Q: No wonder you read Austin. So why did you choose Gatsby and James for your students?

Nafisi: You know there's a lot of freedom and a lot of bad stuff in America. Gatsby's novel is about how money corrupts people, makes people selfish and greedy, and sees no one else in sight. James' two novels, Daisy Miller and Washington Square, are about a woman saying no.

Q: What about Lolita?

NAFISI: I mention in the book that Humbert didn't actually see Lolita. If you see me and I see you, we will respect each other and will not think about changing each other or turning you into another you. But Humbert, who could never forget his former dead lover, turned Lolita into his former lover. This is a crime. In a totalitarian society, you are not you, you become the you they want, it's like a kind of death. So when I talk about Lolita, I say it's extremely despicable. Humbert stripped her of her childhood, of her future.

Nafisi: Protesting taboos with reading | World Book Day

Stills from Lolita (1997).

Q: Is there an internal logic to reading the four parts of Lolita in Tehran?

NAFISI: Yeah, every part is about one aspect of talking about freedom, how to find freedom in your country, not only political freedom power, but also personal freedom and cultural freedom. I don't quite believe that we can be free if we don't self-criticize. We must criticize the world while reflecting on ourselves and changing ourselves. As long as everyone changes, society will change.

Q: You also have a book, Imaginary Republic, which will soon be available in Chinese, can you introduce this book?
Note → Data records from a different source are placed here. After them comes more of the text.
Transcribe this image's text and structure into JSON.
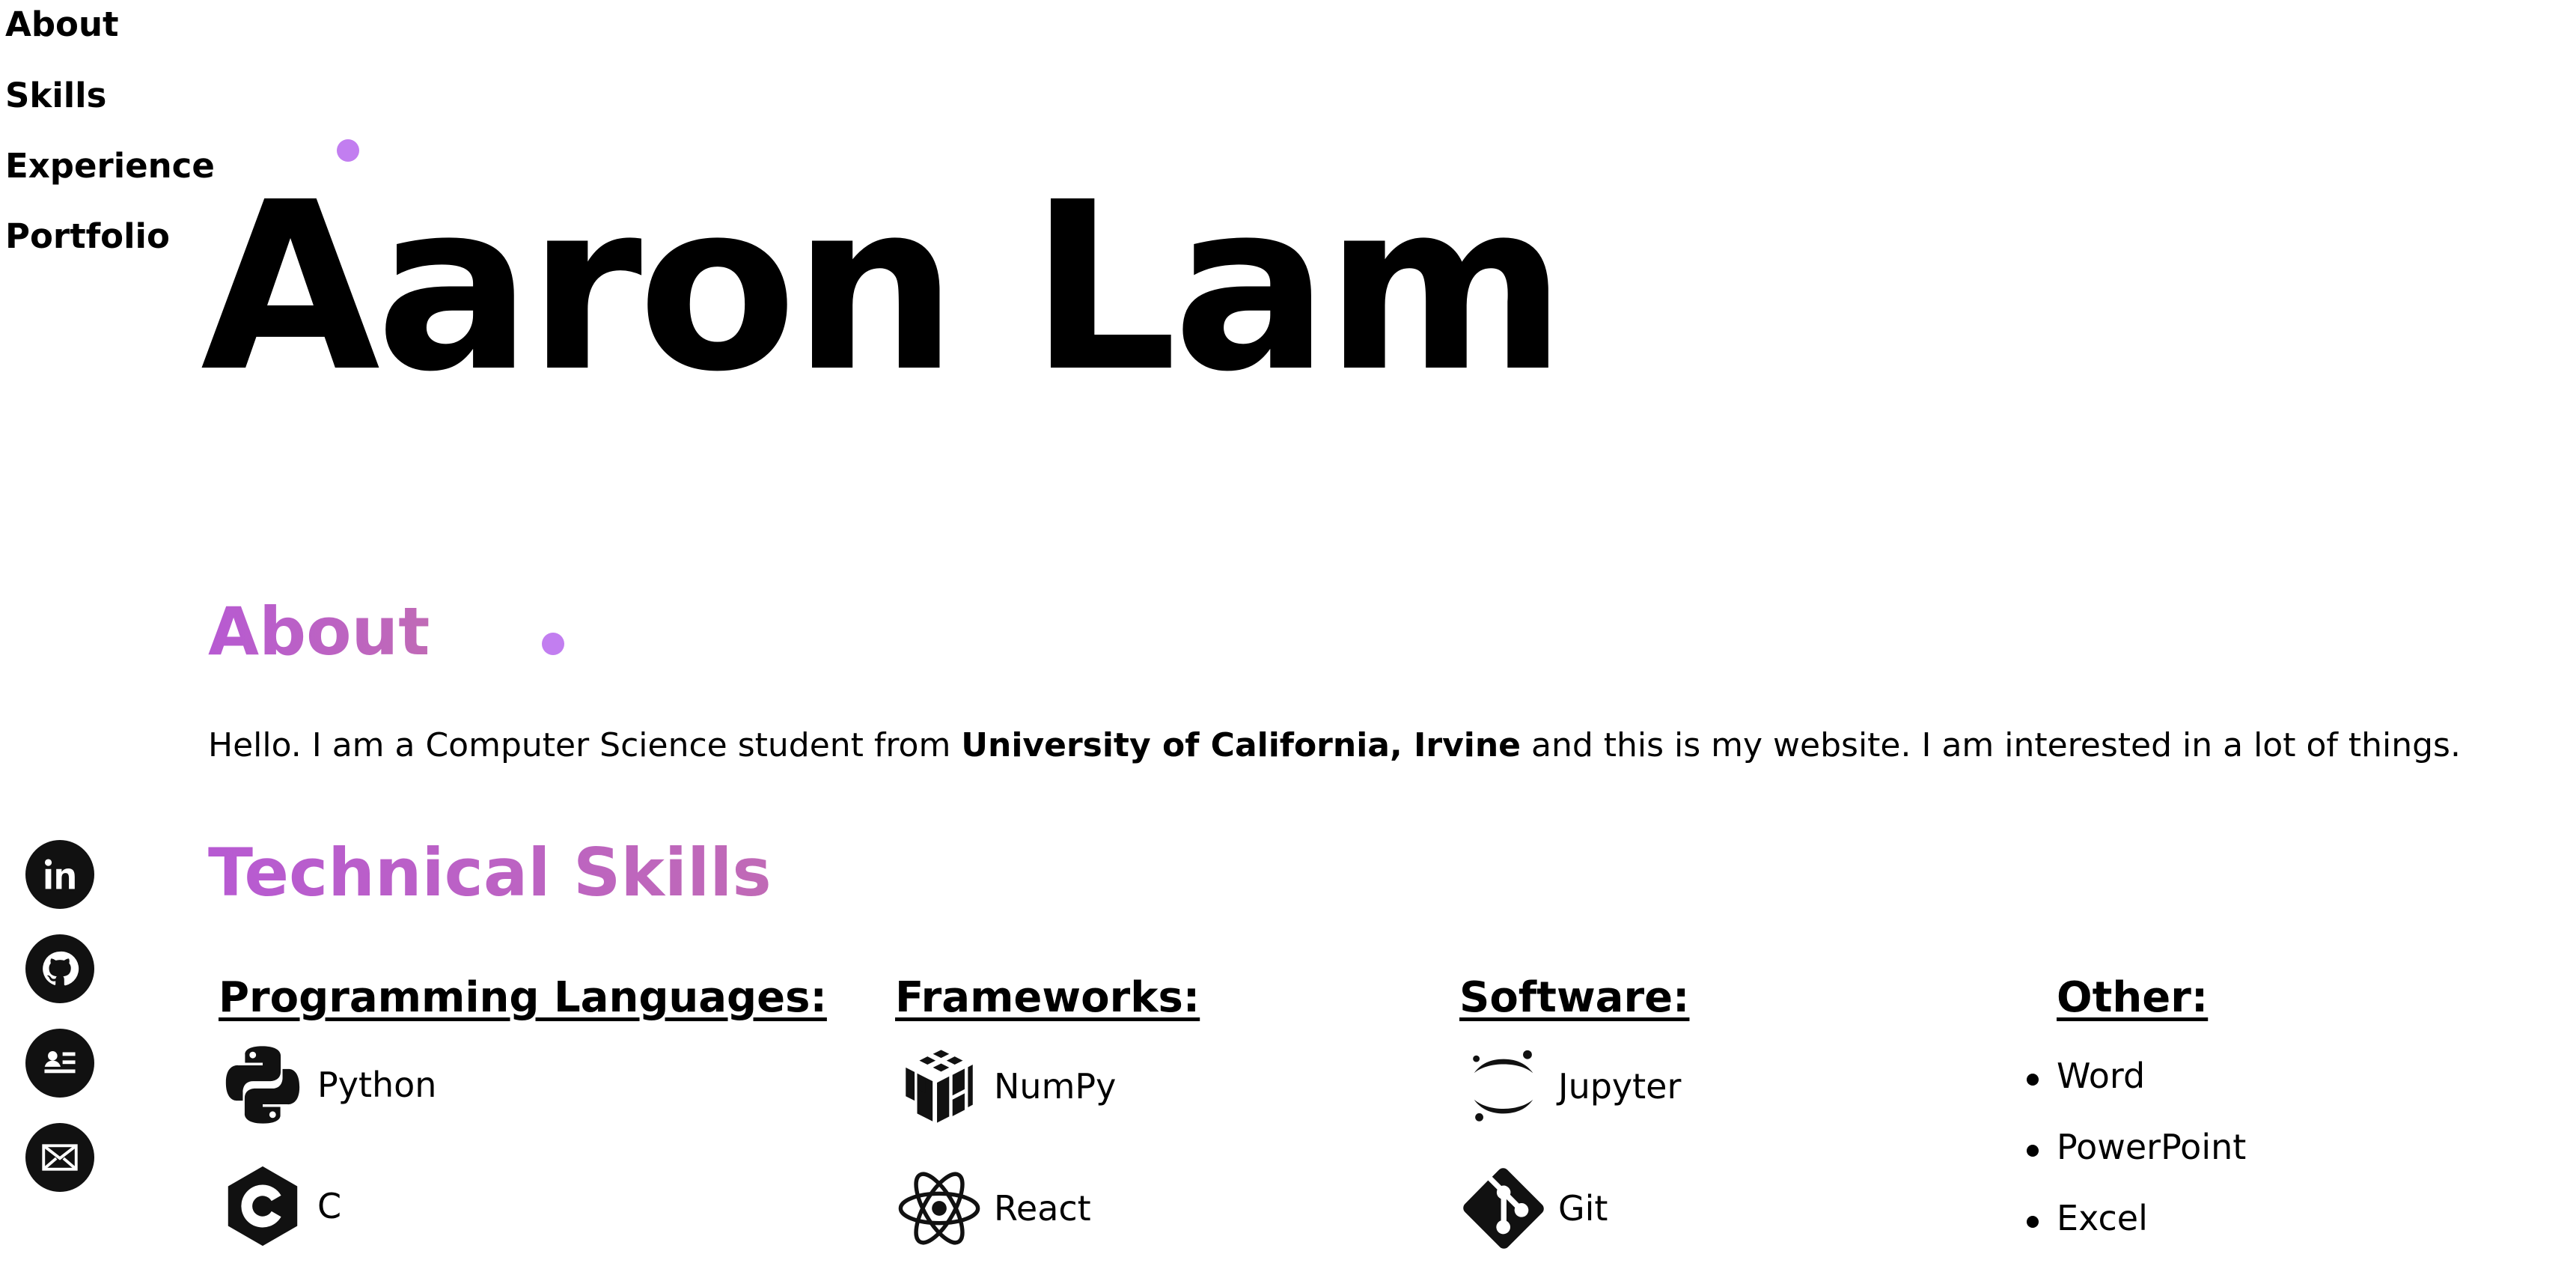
{
  "nav": {
    "items": [
      "About",
      "Skills",
      "Experience",
      "Portfolio"
    ]
  },
  "hero": {
    "name": "Aaron Lam"
  },
  "about": {
    "title": "About",
    "text_before": "Hello. I am a Computer Science student from ",
    "text_bold": "University of California, Irvine",
    "text_after": " and this is my website. I am interested in a lot of things."
  },
  "social": {
    "icons": [
      "linkedin-icon",
      "github-icon",
      "resume-icon",
      "email-icon"
    ]
  },
  "skills": {
    "title": "Technical Skills",
    "programming": {
      "heading": "Programming Languages:",
      "items": [
        {
          "label": "Python",
          "icon": "python-icon"
        },
        {
          "label": "C",
          "icon": "c-language-icon"
        }
      ]
    },
    "frameworks": {
      "heading": "Frameworks:",
      "items": [
        {
          "label": "NumPy",
          "icon": "numpy-icon"
        },
        {
          "label": "React",
          "icon": "react-icon"
        }
      ]
    },
    "software": {
      "heading": "Software:",
      "items": [
        {
          "label": "Jupyter",
          "icon": "jupyter-icon"
        },
        {
          "label": "Git",
          "icon": "git-icon"
        }
      ]
    },
    "other": {
      "heading": "Other:",
      "items": [
        "Word",
        "PowerPoint",
        "Excel"
      ]
    }
  },
  "colors": {
    "accent_dot": "#c27ef0",
    "heading_gradient_start": "#b75ad2",
    "heading_gradient_end": "#c06ab6"
  }
}
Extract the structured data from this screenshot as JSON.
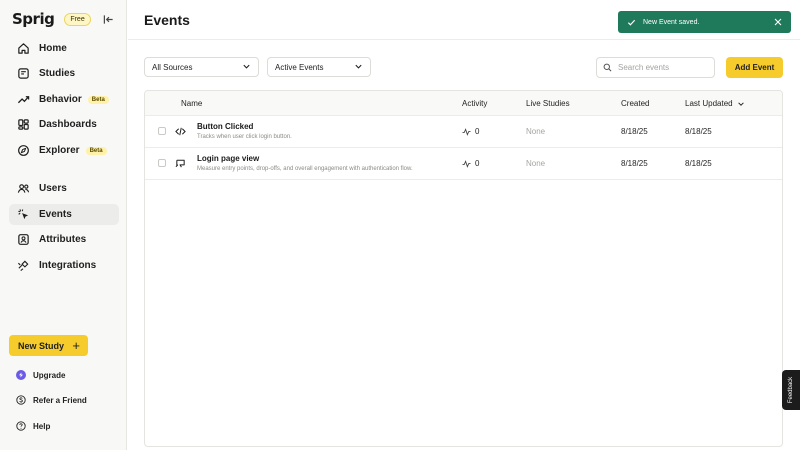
{
  "app": {
    "logo_text": "Sprig",
    "plan_badge": "Free"
  },
  "sidebar": {
    "primary": [
      {
        "label": "Home",
        "icon": "home-icon"
      },
      {
        "label": "Studies",
        "icon": "studies-icon"
      },
      {
        "label": "Behavior",
        "icon": "behavior-icon",
        "badge": "Beta"
      },
      {
        "label": "Dashboards",
        "icon": "dashboards-icon"
      },
      {
        "label": "Explorer",
        "icon": "explorer-icon",
        "badge": "Beta"
      }
    ],
    "secondary": [
      {
        "label": "Users",
        "icon": "users-icon"
      },
      {
        "label": "Events",
        "icon": "events-icon",
        "active": true
      },
      {
        "label": "Attributes",
        "icon": "attributes-icon"
      },
      {
        "label": "Integrations",
        "icon": "integrations-icon"
      }
    ],
    "new_study_label": "New Study",
    "new_study_plus": "+",
    "footer": [
      {
        "label": "Upgrade",
        "icon": "upgrade-icon"
      },
      {
        "label": "Refer a Friend",
        "icon": "dollar-icon"
      },
      {
        "label": "Help",
        "icon": "help-icon"
      }
    ]
  },
  "page": {
    "title": "Events"
  },
  "toast": {
    "message": "New Event saved.",
    "color": "#1f7a5c"
  },
  "filters": {
    "source_select": "All Sources",
    "status_select": "Active Events"
  },
  "search": {
    "placeholder": "Search events"
  },
  "add_event_label": "Add Event",
  "table": {
    "headers": {
      "name": "Name",
      "activity": "Activity",
      "live_studies": "Live Studies",
      "created": "Created",
      "last_updated": "Last Updated"
    },
    "rows": [
      {
        "icon": "code-icon",
        "name": "Button Clicked",
        "description": "Tracks when user click login button.",
        "activity": "0",
        "live_studies": "None",
        "created": "8/18/25",
        "last_updated": "8/18/25"
      },
      {
        "icon": "page-view-icon",
        "name": "Login page view",
        "description": "Measure entry points, drop-offs, and overall engagement with authentication flow.",
        "activity": "0",
        "live_studies": "None",
        "created": "8/18/25",
        "last_updated": "8/18/25"
      }
    ]
  },
  "feedback_label": "Feedback",
  "colors": {
    "accent": "#f5cc2c",
    "toast": "#1f7a5c",
    "upgrade": "#6b5ce7"
  }
}
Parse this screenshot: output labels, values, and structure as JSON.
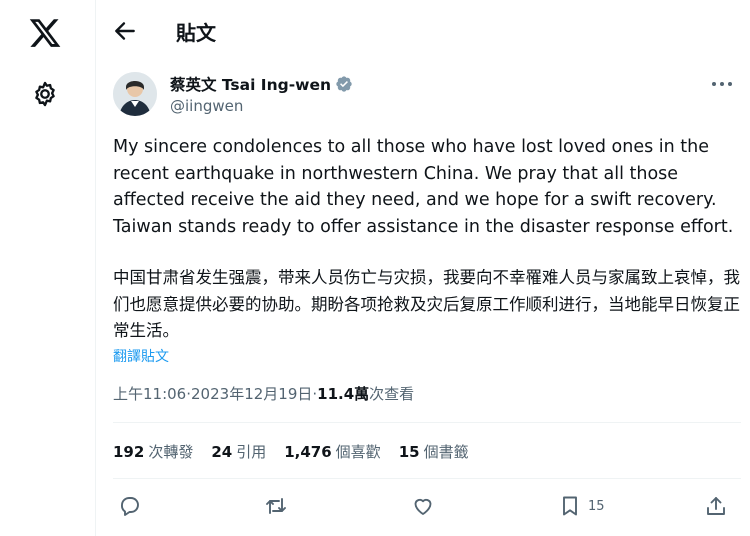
{
  "header": {
    "title": "貼文"
  },
  "author": {
    "display_name": "蔡英文 Tsai Ing-wen",
    "handle": "@iingwen",
    "verified": true
  },
  "tweet": {
    "text_en": "My sincere condolences to all those who have lost loved ones in the recent earthquake in northwestern China. We pray that all those affected receive the aid they need, and we hope for a swift recovery. Taiwan stands ready to offer assistance in the disaster response effort.",
    "text_cn": "中国甘肃省发生强震，带来人员伤亡与灾损，我要向不幸罹难人员与家属致上哀悼，我们也愿意提供必要的协助。期盼各项抢救及灾后复原工作顺利进行，当地能早日恢复正常生活。",
    "translate_label": "翻譯貼文"
  },
  "meta": {
    "time": "上午11:06",
    "sep1": " · ",
    "date": "2023年12月19日",
    "sep2": " · ",
    "views_count": "11.4萬",
    "views_label": " 次查看"
  },
  "stats": [
    {
      "num": "192",
      "label": "次轉發"
    },
    {
      "num": "24",
      "label": "引用"
    },
    {
      "num": "1,476",
      "label": "個喜歡"
    },
    {
      "num": "15",
      "label": "個書籤"
    }
  ],
  "actions": {
    "bookmark_count": "15"
  },
  "icons": {
    "rail_logo": "x-logo-icon",
    "rail_settings": "gear-icon",
    "back": "arrow-left-icon",
    "more": "more-horizontal-icon",
    "verified": "verified-badge-icon",
    "reply": "reply-icon",
    "retweet": "retweet-icon",
    "like": "heart-icon",
    "bookmark": "bookmark-icon",
    "share": "share-icon"
  },
  "colors": {
    "accent": "#1d9bf0",
    "text": "#0f1419",
    "muted": "#536471",
    "verified_badge": "#829aab"
  }
}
NAFISI: A lot of Americans read my books and always ask me a question, in an unequal country, maybe you need literature. In a democratic country, is literature still needed? I want to tell these people that a democratic country cannot survive without an imagination of a republic, an imagination of democracy. In this book, you can see that in the United States, individualism does not mean making money, but means individual independence.

Nafisi: Protesting taboos with reading | World Book Day

◎ The "tiny openings" brought about by secret reading lead to great freedom

Nafisi: Protesting taboos with reading | World Book Day

◎ About family and state, politics and literature, rebellion and revolution, lies and love

◎ A wonderful family memoir, but also the epitome of the period of social transformation in Iran

Nafisi: Protesting taboos with reading | World Book Day

In an imaginary republic, everything that should be taken for granted could be subverted

Nafisi: Protesting taboos with reading | World Book Day

This collection contains dozens of life essays, book reviews, and cultural observation notes by journalist and freelance writer Luo Siyu. Living, reading, and the search for goodness that comes with them all together form the source of Freedom for Luo Siyan.